If any alternative or holistic treatment is promising results that seem too good to be true, it is likely just that. It’s important to think twice—or, better yet, consult your medical team—before starting on any alternative supplements.

How to Use Alternative Care for Bulimia Treatment

In many ways, the more pressing issue about alternative treatments is when people use them as a primary source of care without incorporating more proven techniques into their plans.

Alternative treatment should not be thought of as a replacement for evidence-based treatments (e.g., cognitive behavioral therapy), but rather as an additional method of care.

This can be a particularly dangerous gamble when it comes to bulimia nervosa and other eating disorders, which are generally very complex conditions and can be particularly harmful, or even deadly, if left untreated or treated unsuccessfully. 

However, alternative treatments may have a positive effect when used in tandem with other, more established types of care.

Evidence-Based Treatment

It’s highly advised that people struggling with eating disorders utilize evidence-based treatment, such as cognitive behavioral therapy, as their primary source of treatment. But if the patient finds help in other modalities, such as herbalism, acupuncture, or Ayurvedic practices, it can be helpful for them to incorporate those treatments, as well, so long as they discuss the options with their care team.

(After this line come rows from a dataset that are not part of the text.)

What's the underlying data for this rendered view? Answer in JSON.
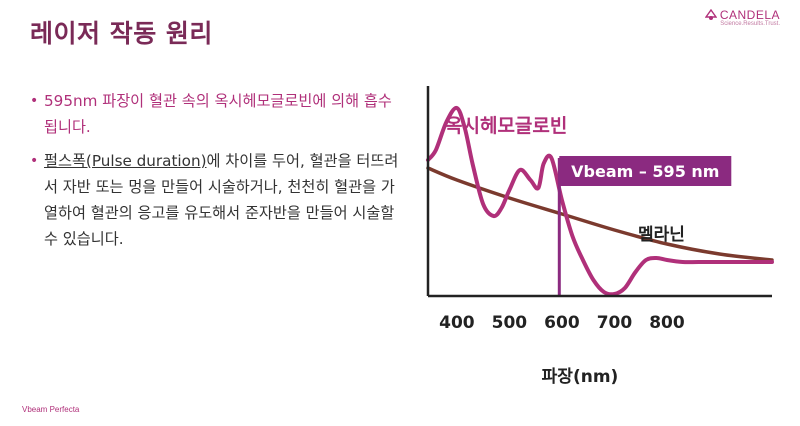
{
  "slide": {
    "title": "레이저 작동 원리",
    "bullet1": "595nm 파장이 혈관 속의 옥시헤모글로빈에 의해 흡수됩니다.",
    "bullet2_underlined": "펄스폭(Pulse duration)",
    "bullet2_rest": "에 차이를 두어, 혈관을 터뜨려서 자반 또는 멍을 만들어 시술하거나, 천천히 혈관을 가열하여 혈관의 응고를 유도해서 준자반을 만들어 시술할 수 있습니다.",
    "footer": "Vbeam Perfecta"
  },
  "brand": {
    "name": "CANDELA",
    "tagline": "Science.Results.Trust.",
    "color": "#b0307a"
  },
  "chart_data": {
    "type": "line",
    "xlabel": "파장(nm)",
    "xticks": [
      400,
      500,
      600,
      700,
      800
    ],
    "xlim": [
      345,
      1000
    ],
    "ylim": [
      0,
      100
    ],
    "series": [
      {
        "name": "옥시헤모글로빈",
        "color": "#b0307a",
        "x": [
          345,
          360,
          380,
          400,
          415,
          430,
          450,
          470,
          485,
          500,
          520,
          540,
          555,
          565,
          580,
          600,
          620,
          640,
          660,
          680,
          700,
          720,
          740,
          760,
          780,
          800,
          830,
          860,
          900,
          950,
          1000
        ],
        "y": [
          68,
          73,
          87,
          94,
          84,
          66,
          46,
          40,
          44,
          53,
          63,
          58,
          54,
          66,
          69,
          48,
          30,
          18,
          8,
          2,
          1,
          4,
          12,
          18,
          19,
          18,
          17,
          17,
          17,
          17,
          17
        ]
      },
      {
        "name": "멜라닌",
        "color": "#7b3a2e",
        "x": [
          345,
          400,
          500,
          600,
          700,
          800,
          900,
          1000
        ],
        "y": [
          64,
          58,
          49,
          41,
          33,
          26,
          21,
          18
        ]
      }
    ],
    "annotation": {
      "x": 595,
      "label": "Vbeam – 595 nm",
      "color": "#8b2a80"
    }
  }
}
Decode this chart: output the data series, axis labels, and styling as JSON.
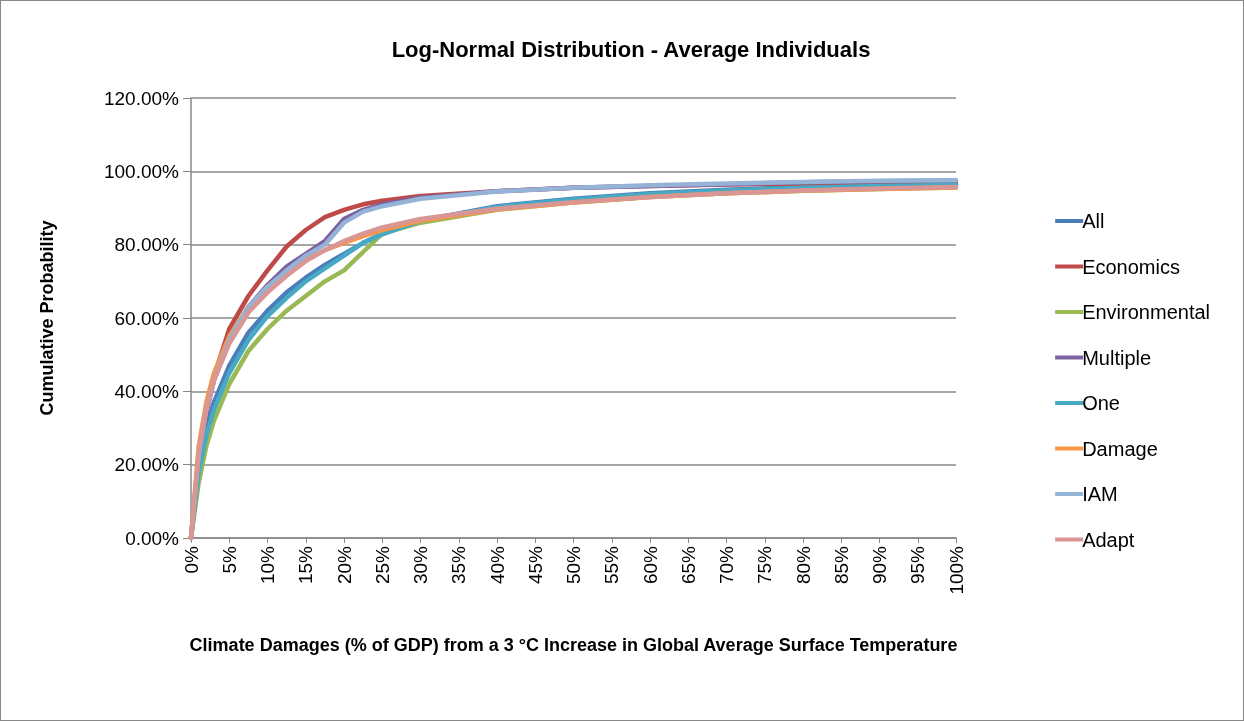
{
  "chart_data": {
    "type": "line",
    "title": "Log-Normal Distribution - Average Individuals",
    "xlabel": "Climate Damages (% of GDP) from a 3 °C Increase in Global Average Surface Temperature",
    "ylabel": "Cumulative Probability",
    "x": [
      0,
      1,
      2,
      3,
      5,
      7.5,
      10,
      12.5,
      15,
      17.5,
      20,
      22.5,
      25,
      30,
      40,
      50,
      60,
      70,
      80,
      90,
      100
    ],
    "series": [
      {
        "name": "All",
        "color": "#4a7ebb",
        "values": [
          0,
          20,
          30,
          37,
          47,
          56,
          62,
          67,
          71,
          74.5,
          77.5,
          80.5,
          83,
          86.5,
          90.5,
          92.5,
          94,
          95,
          95.7,
          96.2,
          96.5
        ]
      },
      {
        "name": "Economics",
        "color": "#be4b48",
        "values": [
          0,
          22,
          35,
          44,
          57,
          66,
          73,
          79.5,
          84,
          87.5,
          89.5,
          91,
          92,
          93.3,
          94.6,
          95.5,
          96,
          96.4,
          96.7,
          96.9,
          97.0
        ]
      },
      {
        "name": "Environmental",
        "color": "#98b954",
        "values": [
          0,
          15,
          25,
          32,
          42,
          51,
          57,
          62,
          66,
          70,
          73,
          78,
          83,
          86,
          89.5,
          91.5,
          93,
          94,
          94.7,
          95.2,
          95.6
        ]
      },
      {
        "name": "Multiple",
        "color": "#7d60a0",
        "values": [
          0,
          22,
          34,
          43,
          54,
          63,
          69,
          74,
          77.5,
          81,
          87,
          89.5,
          91,
          92.8,
          94.6,
          95.5,
          96,
          96.5,
          97,
          97.3,
          97.5
        ]
      },
      {
        "name": "One",
        "color": "#46aac5",
        "values": [
          0,
          18,
          28,
          35,
          45,
          54,
          60.5,
          65.5,
          70,
          73.5,
          77,
          80.5,
          82.8,
          86.5,
          90.3,
          92.3,
          93.8,
          94.8,
          95.5,
          96,
          96.3
        ]
      },
      {
        "name": "Damage",
        "color": "#f79646",
        "values": [
          0,
          25,
          37,
          45,
          55,
          63,
          68.5,
          72.5,
          76,
          78.5,
          80.5,
          82.3,
          84,
          86.5,
          89.6,
          91.5,
          93,
          94,
          94.7,
          95.2,
          95.6
        ]
      },
      {
        "name": "IAM",
        "color": "#95b3d7",
        "values": [
          0,
          23,
          35,
          43,
          54,
          63,
          68.5,
          73,
          77,
          80,
          86,
          89,
          90.5,
          92.5,
          94.5,
          95.5,
          96.2,
          96.7,
          97.1,
          97.4,
          97.6
        ]
      },
      {
        "name": "Adapt",
        "color": "#d99694",
        "values": [
          0,
          23,
          35,
          43,
          53,
          61.5,
          67,
          71.5,
          75.5,
          78.5,
          81,
          83,
          84.7,
          87,
          89.8,
          91.6,
          93,
          94,
          94.8,
          95.3,
          95.7
        ]
      }
    ],
    "xlim": [
      0,
      100
    ],
    "xticks": [
      {
        "value": 0,
        "label": "0%"
      },
      {
        "value": 5,
        "label": "5%"
      },
      {
        "value": 10,
        "label": "10%"
      },
      {
        "value": 15,
        "label": "15%"
      },
      {
        "value": 20,
        "label": "20%"
      },
      {
        "value": 25,
        "label": "25%"
      },
      {
        "value": 30,
        "label": "30%"
      },
      {
        "value": 35,
        "label": "35%"
      },
      {
        "value": 40,
        "label": "40%"
      },
      {
        "value": 45,
        "label": "45%"
      },
      {
        "value": 50,
        "label": "50%"
      },
      {
        "value": 55,
        "label": "55%"
      },
      {
        "value": 60,
        "label": "60%"
      },
      {
        "value": 65,
        "label": "65%"
      },
      {
        "value": 70,
        "label": "70%"
      },
      {
        "value": 75,
        "label": "75%"
      },
      {
        "value": 80,
        "label": "80%"
      },
      {
        "value": 85,
        "label": "85%"
      },
      {
        "value": 90,
        "label": "90%"
      },
      {
        "value": 95,
        "label": "95%"
      },
      {
        "value": 100,
        "label": "100%"
      }
    ],
    "ylim": [
      0,
      120
    ],
    "yticks": [
      {
        "value": 0,
        "label": "0.00%"
      },
      {
        "value": 20,
        "label": "20.00%"
      },
      {
        "value": 40,
        "label": "40.00%"
      },
      {
        "value": 60,
        "label": "60.00%"
      },
      {
        "value": 80,
        "label": "80.00%"
      },
      {
        "value": 100,
        "label": "100.00%"
      },
      {
        "value": 120,
        "label": "120.00%"
      }
    ],
    "grid": "y",
    "legend": "right",
    "marker": "none",
    "line_style": "solid"
  }
}
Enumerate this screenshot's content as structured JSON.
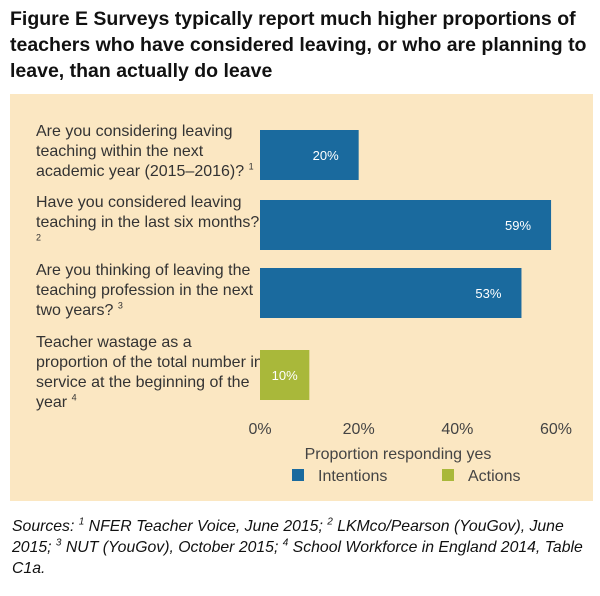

If you want to try integrating a certain type of alternative treatment into your recovery plan, make sure to discuss the idea with your therapist, physician, or a licensed medical professional. Only engage treatment providers who are reputable and utilize safe care practices.

But with medical approval, these practices can offer help to round out the recovery experience and make it an overall more pleasant and lasting journey.


  1. Tabish S. A. (2008). Complementary and Alternative Healthcare: Is it Evidence-based? International Journal of Health Sciences; 2(1):V–IX.
  2. Complementary and Alternative Medicine. St. Luke’s Hospital. Retrieved February 9, 2023.
  3. Anorexia Nervosa. Mount Sinai. Retrieved February 9, 2023.
  4. Marchant, J. (2015). Consider all the evidence on alternative therapies. Nature; 526:295.
  5. Morton E. Tavel. (2014). The Placebo Effect: the Good, the Bad, and the Ugly. The American Journal of Medicine; 127(6):484-488.
  6. Simon, S. (2019, January 30). The Truth About Alternative Medical Treatments. American Cancer Society. Retrieved February 9, 2023.